“No,” she said.

“Poor fellow!” she thought, brushing a tear from her eyes, “he guesses my feelings, servant though he is!”

She read: “My beloved, you are inventing idle terrors for yourself...” The Marquise gazed at the words, and a thick mist spread before her eyes. A voice in her heart cried, “He lies!”—Then she glanced down the page with the clairvoyant eagerness of passion, and read these words at the foot, “Nothing has been decided as yet...” Turning to the other side with convulsive quickness, she saw the mind of the writer distinctly through the intricacies of the wording; this was no spontaneous outburst of love. She crushed it in her fingers, twisted it, tore it with her teeth, flung it in the fire, and cried aloud, “Ah! base that he is! I was his, and he had ceased to love me!”

She sank half dead upon the couch.

M. de Nueil went out as soon as he had written his letter. When he came back, Jacques met him on the threshold with a note. “Madame la Marquise has left the chateau,” said the man.

M. de Nueil, in amazement, broke the seal and read:—

“MADAME,—If I could cease to love you, to take the chances of
becoming an ordinary man which you hold out to me, you must admit
that I should thoroughly deserve my fate.

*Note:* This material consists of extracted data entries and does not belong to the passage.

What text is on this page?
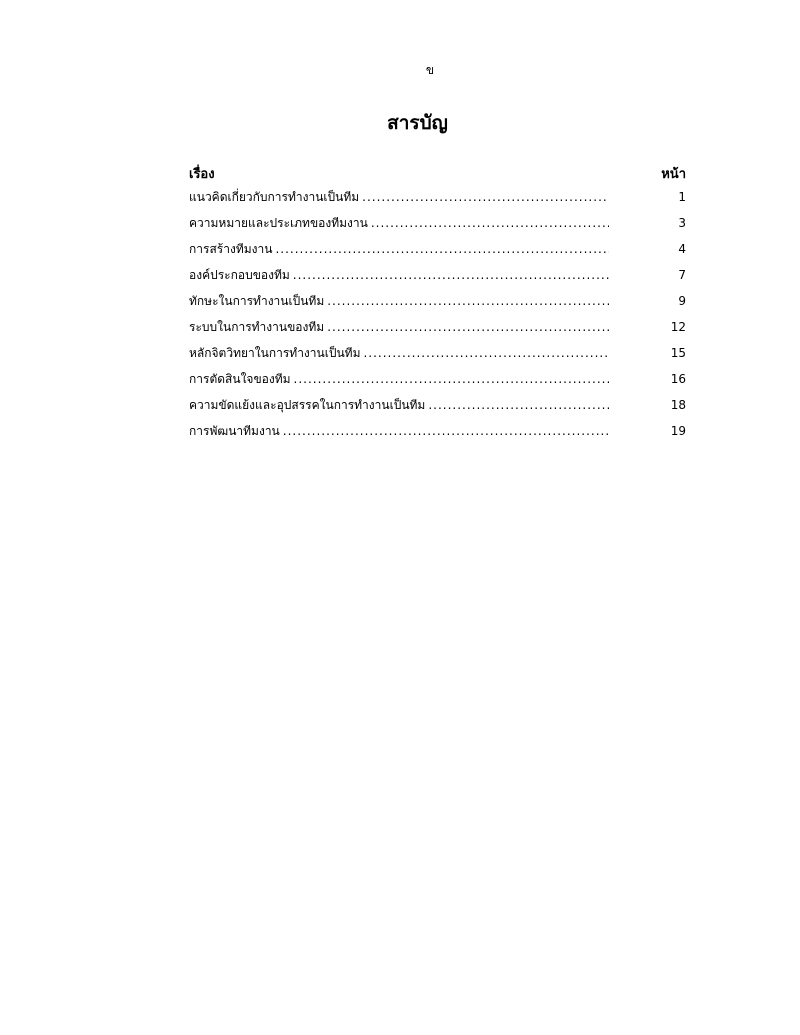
ข
สารบัญ
เรื่อง	หน้า
แนวคิดเกี่ยวกับการทำงานเป็นทีม .....	1
ความหมายและประเภทของทีมงาน .....	3
การสร้างทีมงาน .....	4
องค์ประกอบของทีม .....	7
ทักษะในการทำงานเป็นทีม .....	9
ระบบในการทำงานของทีม .....	12
หลักจิตวิทยาในการทำงานเป็นทีม .....	15
การตัดสินใจของทีม .....	16
ความขัดแย้งและอุปสรรคในการทำงานเป็นทีม .....	18
การพัฒนาทีมงาน .....	19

No, I shall not do as
you bid me; the oath of fidelity which I swear to you shall only
be absolved by death. Ah! take my life, unless indeed you do not
fear to carry a remorse all through your own...”

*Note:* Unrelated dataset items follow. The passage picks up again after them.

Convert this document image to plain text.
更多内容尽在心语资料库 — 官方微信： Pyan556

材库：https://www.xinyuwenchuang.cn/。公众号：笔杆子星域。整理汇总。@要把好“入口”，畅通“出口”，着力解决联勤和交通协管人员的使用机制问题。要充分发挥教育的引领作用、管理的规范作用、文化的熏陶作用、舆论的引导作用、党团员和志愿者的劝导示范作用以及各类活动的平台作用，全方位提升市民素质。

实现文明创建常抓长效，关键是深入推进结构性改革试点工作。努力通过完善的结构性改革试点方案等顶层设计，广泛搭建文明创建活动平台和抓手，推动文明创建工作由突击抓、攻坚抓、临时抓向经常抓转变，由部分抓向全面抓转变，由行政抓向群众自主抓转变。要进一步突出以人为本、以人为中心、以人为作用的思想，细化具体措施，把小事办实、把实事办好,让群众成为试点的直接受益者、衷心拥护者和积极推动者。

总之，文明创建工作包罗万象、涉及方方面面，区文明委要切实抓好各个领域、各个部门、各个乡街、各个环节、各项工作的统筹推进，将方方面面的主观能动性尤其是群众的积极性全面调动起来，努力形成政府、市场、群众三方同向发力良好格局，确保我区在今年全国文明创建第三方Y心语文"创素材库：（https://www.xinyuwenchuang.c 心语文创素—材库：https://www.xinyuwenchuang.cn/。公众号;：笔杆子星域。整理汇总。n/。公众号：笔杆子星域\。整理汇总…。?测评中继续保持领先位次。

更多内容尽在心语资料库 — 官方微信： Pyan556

It was his own letter, written to the Marquise as she set out for Geneva nine years before. At the foot of it Claire de Bourgogne had written, “Monsieur, you are free.”

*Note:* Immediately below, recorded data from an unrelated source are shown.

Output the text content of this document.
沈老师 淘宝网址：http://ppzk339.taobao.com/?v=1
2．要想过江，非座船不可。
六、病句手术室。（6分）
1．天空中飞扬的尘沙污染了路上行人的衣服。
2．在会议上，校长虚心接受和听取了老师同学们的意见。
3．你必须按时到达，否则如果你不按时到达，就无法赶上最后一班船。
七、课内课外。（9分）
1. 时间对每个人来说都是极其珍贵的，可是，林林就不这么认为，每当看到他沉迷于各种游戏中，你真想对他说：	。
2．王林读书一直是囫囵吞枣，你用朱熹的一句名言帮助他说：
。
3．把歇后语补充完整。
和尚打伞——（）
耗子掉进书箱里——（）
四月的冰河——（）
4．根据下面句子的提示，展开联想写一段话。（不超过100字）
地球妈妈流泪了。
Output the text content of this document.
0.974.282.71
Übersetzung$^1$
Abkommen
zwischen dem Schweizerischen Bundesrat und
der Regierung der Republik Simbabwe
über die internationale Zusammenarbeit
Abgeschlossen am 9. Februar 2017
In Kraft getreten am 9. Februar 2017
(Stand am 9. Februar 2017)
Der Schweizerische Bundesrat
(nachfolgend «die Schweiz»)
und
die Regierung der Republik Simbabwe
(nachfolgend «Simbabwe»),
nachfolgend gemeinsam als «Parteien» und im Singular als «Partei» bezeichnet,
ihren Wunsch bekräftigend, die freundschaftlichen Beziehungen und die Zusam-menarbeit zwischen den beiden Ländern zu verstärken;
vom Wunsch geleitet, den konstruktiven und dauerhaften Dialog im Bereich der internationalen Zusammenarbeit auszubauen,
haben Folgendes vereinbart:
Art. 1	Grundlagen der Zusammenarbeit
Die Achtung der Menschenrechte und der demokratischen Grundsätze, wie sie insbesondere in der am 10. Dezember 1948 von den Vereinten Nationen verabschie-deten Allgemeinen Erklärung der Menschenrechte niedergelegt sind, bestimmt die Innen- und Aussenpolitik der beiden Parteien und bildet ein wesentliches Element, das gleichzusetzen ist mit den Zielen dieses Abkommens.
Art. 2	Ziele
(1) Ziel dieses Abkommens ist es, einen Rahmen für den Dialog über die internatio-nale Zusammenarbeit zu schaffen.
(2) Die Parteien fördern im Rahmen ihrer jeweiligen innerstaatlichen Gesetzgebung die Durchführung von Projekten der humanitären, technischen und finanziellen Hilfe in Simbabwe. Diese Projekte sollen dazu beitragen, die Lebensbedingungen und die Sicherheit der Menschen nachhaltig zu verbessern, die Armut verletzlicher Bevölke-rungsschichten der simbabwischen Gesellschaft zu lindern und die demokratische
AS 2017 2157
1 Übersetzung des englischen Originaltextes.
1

M. de Nueil went to his mother at Manerville. In less than three weeks he married Mlle. Stephanie de la Rodiere.

If this commonplace story of real life ended here, it would be to some extent a sort of mystification. The first man you meet can tell you a better. But the widespread fame of the catastrophe (for, unhappily, this is a true tale), and all the memories which it may arouse in those who have known the divine delights of infinite passion, and lost them by their own deed, or through the cruelty of fate,—these things may perhaps shelter the story from criticism.